Meetup #3: Up to Data


Details
Hello Data & AI London!
Thank you so much for joining us as we kicked off '22 with some great talks!
We've had an absolutely fantastic turnout to both events so far and look forward to continuing that as we head into the new year.
We are super excited to welcome you all to our 3rd meet up & the 1st of the '23 Data & AI events calendar. We're getting started with some of the hottest trends in Data for '23 (see speakers below) once again at Mesh-AI HQ in Liverpool Street.
Doors will be open from 6pm talks will start around 6.30pm. We will have food and both alcoholic and non alcoholic beverages provided throughout the evening along with the following line up:
Talk #1 : Andrew Jones | GoCardless | Driving data culture change with Data Contracts
Synopsis:
At GoCardless we’ve been implementing Data Contracts since 2021, using it as our vessel to increase the quality of data and drive a culture change in order to become a true data-driven organisation - one that really values its data and uses it to drive our products and business.
Following this talk you’ll understand the problems we’re trying to solve with Data Contracts, and how through both the tooling *and* by working with people across the organisation we’re changing our data culture to one where we’re much more deliberate about the data we produce, manage, and consume, leading to better data-driven outcomes across the business.

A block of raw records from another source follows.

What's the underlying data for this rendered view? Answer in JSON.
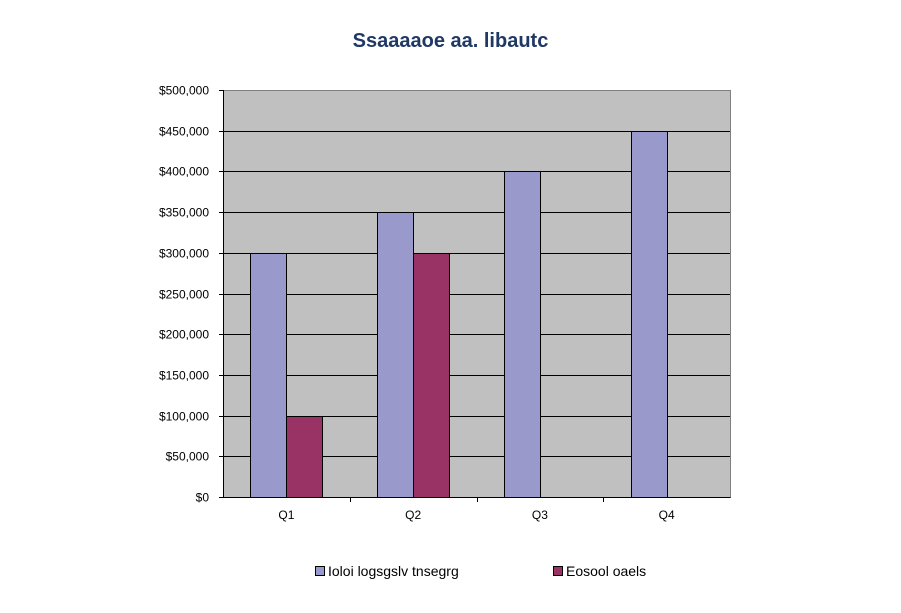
{
  "chart_data": {
    "type": "bar",
    "title": "Ssaaaaoe aa. libautc",
    "categories": [
      "Q1",
      "Q2",
      "Q3",
      "Q4"
    ],
    "series": [
      {
        "name": "Ioloi logsgslv tnsegrg",
        "values": [
          300000,
          350000,
          400000,
          450000
        ],
        "color": "#9999cc"
      },
      {
        "name": "Eosool oaels",
        "values": [
          100000,
          null,
          null,
          null
        ],
        "color": "#993366"
      }
    ],
    "series_fix": [
      100000,
      300000,
      null,
      null
    ],
    "ylim": [
      0,
      500000
    ],
    "y_ticks": [
      "$0",
      "$50,000",
      "$100,000",
      "$150,000",
      "$200,000",
      "$250,000",
      "$300,000",
      "$350,000",
      "$400,000",
      "$450,000",
      "$500,000"
    ],
    "grid": true,
    "plot_background": "#c0c0c0",
    "legend_position": "bottom"
  }
}
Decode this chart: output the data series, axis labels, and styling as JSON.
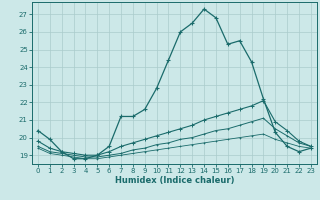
{
  "xlabel": "Humidex (Indice chaleur)",
  "bg_color": "#cce8e8",
  "grid_color": "#aacccc",
  "line_color": "#1a6b6b",
  "xlim": [
    -0.5,
    23.5
  ],
  "ylim": [
    18.5,
    27.7
  ],
  "yticks": [
    19,
    20,
    21,
    22,
    23,
    24,
    25,
    26,
    27
  ],
  "xticks": [
    0,
    1,
    2,
    3,
    4,
    5,
    6,
    7,
    8,
    9,
    10,
    11,
    12,
    13,
    14,
    15,
    16,
    17,
    18,
    19,
    20,
    21,
    22,
    23
  ],
  "line1_x": [
    0,
    1,
    2,
    3,
    4,
    5,
    6,
    7,
    8,
    9,
    10,
    11,
    12,
    13,
    14,
    15,
    16,
    17,
    18,
    19,
    20,
    21,
    22,
    23
  ],
  "line1_y": [
    20.4,
    19.9,
    19.2,
    18.8,
    18.8,
    19.0,
    19.5,
    21.2,
    21.2,
    21.6,
    22.8,
    24.4,
    26.0,
    26.5,
    27.3,
    26.8,
    25.3,
    25.5,
    24.3,
    22.2,
    20.3,
    19.5,
    19.2,
    19.4
  ],
  "line2_x": [
    0,
    1,
    2,
    3,
    4,
    5,
    6,
    7,
    8,
    9,
    10,
    11,
    12,
    13,
    14,
    15,
    16,
    17,
    18,
    19,
    20,
    21,
    22,
    23
  ],
  "line2_y": [
    19.8,
    19.4,
    19.2,
    19.1,
    19.0,
    19.0,
    19.2,
    19.5,
    19.7,
    19.9,
    20.1,
    20.3,
    20.5,
    20.7,
    21.0,
    21.2,
    21.4,
    21.6,
    21.8,
    22.1,
    20.9,
    20.4,
    19.8,
    19.5
  ],
  "line3_x": [
    0,
    1,
    2,
    3,
    4,
    5,
    6,
    7,
    8,
    9,
    10,
    11,
    12,
    13,
    14,
    15,
    16,
    17,
    18,
    19,
    20,
    21,
    22,
    23
  ],
  "line3_y": [
    19.5,
    19.2,
    19.1,
    19.0,
    18.9,
    18.9,
    19.0,
    19.1,
    19.3,
    19.4,
    19.6,
    19.7,
    19.9,
    20.0,
    20.2,
    20.4,
    20.5,
    20.7,
    20.9,
    21.1,
    20.5,
    20.1,
    19.7,
    19.5
  ],
  "line4_x": [
    0,
    1,
    2,
    3,
    4,
    5,
    6,
    7,
    8,
    9,
    10,
    11,
    12,
    13,
    14,
    15,
    16,
    17,
    18,
    19,
    20,
    21,
    22,
    23
  ],
  "line4_y": [
    19.4,
    19.1,
    19.0,
    18.9,
    18.8,
    18.8,
    18.9,
    19.0,
    19.1,
    19.2,
    19.3,
    19.4,
    19.5,
    19.6,
    19.7,
    19.8,
    19.9,
    20.0,
    20.1,
    20.2,
    19.9,
    19.7,
    19.5,
    19.4
  ]
}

Talk #2 : Steve Goodman | Tide | ML Explainability - From correlation to causation
Synopsis:
Most of the time, we build machine learning models first and foremost to make predictions. And as long as those predictions prove to be accurate in an operational setting, and some basic assumptions are met (such as - future patterns will behave like historic patterns), then we are good. We know that correlation is not causation, but that correlations can still be useful to make accurate predictions.
But when it comes to interpreting those models in order to understand which factors are driving those predictions - either for regulatory purposes, or from a commercial policy perspective, then we need to care more about whether the drivers can be considered causal or not.
In Steve’s work he gets asked a lot of questions along the lines of “What IF”; We had done something different? What would the outcome have been? What levers can we pull going forward to improve business performance?
Unless we attempt to understand cause and effect then it's difficult to be confident about the recommendations we’re making.
After briefly introducing the background to causal inference theory Steve will walk through a quick practical example (from a dataset in the public domain) where using conventional ML models and explainability methods can lead to incorrect inferences, and some remedies using causal analysis to help uncover the real drivers of user behaviour.